The Chronicle

Budget backs big-ticket projects

- Tom Gillespie and Andrew Backhouse

TWELVE big-ticket items in Toowoomba are expected to be funded by the State Government, as part of a cash splash designed to generate and support jobs and infrastruc­ture.

Health, social housing, infrastruc­ture and education will get a multi-billion dollar boost in today’s State Budget, The Chronicle can reveal.

At least 34 different projects, both new and recurring, are expected to receive funding by Treasurer Curtis Pitt, including a dozen in Toowoomba alone.

While the ALP Government remained tight-lipped about the specific projects in Toowoomba, a new hospital, police station at Highfields (see P. 5) and funding for flood mitigation have all been flagged on both sides of government as potential items.
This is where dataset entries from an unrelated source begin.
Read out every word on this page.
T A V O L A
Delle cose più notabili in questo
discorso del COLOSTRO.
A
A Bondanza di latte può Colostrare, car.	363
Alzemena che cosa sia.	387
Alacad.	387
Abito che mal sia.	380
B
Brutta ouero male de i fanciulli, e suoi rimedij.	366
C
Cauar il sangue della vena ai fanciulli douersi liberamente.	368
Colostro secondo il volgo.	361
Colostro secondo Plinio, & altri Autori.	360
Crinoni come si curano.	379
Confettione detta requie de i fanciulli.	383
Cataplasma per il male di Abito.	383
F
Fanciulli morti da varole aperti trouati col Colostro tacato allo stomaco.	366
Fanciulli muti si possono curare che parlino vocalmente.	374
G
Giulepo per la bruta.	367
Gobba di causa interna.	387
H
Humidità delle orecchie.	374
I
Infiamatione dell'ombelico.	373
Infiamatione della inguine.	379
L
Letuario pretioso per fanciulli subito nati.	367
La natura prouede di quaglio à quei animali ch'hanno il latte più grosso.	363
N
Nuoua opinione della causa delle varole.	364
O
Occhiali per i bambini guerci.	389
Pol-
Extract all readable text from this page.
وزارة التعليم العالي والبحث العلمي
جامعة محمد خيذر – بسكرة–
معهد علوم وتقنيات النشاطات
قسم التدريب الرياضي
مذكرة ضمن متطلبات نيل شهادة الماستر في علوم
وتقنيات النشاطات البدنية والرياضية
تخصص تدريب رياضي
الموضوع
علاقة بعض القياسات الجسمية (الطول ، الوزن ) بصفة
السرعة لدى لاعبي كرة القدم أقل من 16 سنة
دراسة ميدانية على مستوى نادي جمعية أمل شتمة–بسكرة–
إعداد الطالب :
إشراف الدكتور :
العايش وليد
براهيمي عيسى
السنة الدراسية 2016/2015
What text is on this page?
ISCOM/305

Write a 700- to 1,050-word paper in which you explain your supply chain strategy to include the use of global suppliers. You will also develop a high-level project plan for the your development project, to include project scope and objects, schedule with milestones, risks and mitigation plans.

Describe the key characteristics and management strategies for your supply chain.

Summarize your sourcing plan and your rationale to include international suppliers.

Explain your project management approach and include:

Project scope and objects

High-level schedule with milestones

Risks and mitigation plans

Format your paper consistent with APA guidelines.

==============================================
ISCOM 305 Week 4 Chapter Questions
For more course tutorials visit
Nearly $1 billion is expected to be spent on infrastruc­ture alone in the Darling Downs-South West, which covers an area from Toowoomba to the border.

That figure alone is estimated to generate and support 3700 jobs.

The region’s health industry will also take the lead in growth, with key hospital announceme­nts across south-west Queensland anticipate­d.

Health and social assistance is expected to receive $903 million in 2017/18, a major boost for the second-largest employer of people in the Darling Downs.

Another $27.9 million should be invested in education for maintenanc­e and capital works projects in Darling Downs schools, while the Government also outlined $35 million trade and investment initiative­s that will benefit Toowoomba exporters.

Jobs and economic activity has been signalled as a key feature in the State Budget by the ALP Government, as it tries to wrestle back approval figures from the LNP with an election looming.

Nearly 60 new buildings worth $23.6 million are also in the pipeline as part of the Government’s new social housing boost across the state.

“The Toowoomba region is set to share in a $1.8 billion housing investment by the government, which will deliver more than 5000 extra homes and thousands of jobs across the state in the next 10 years,” Minister for Housing and Public Works Mick de Brenni said.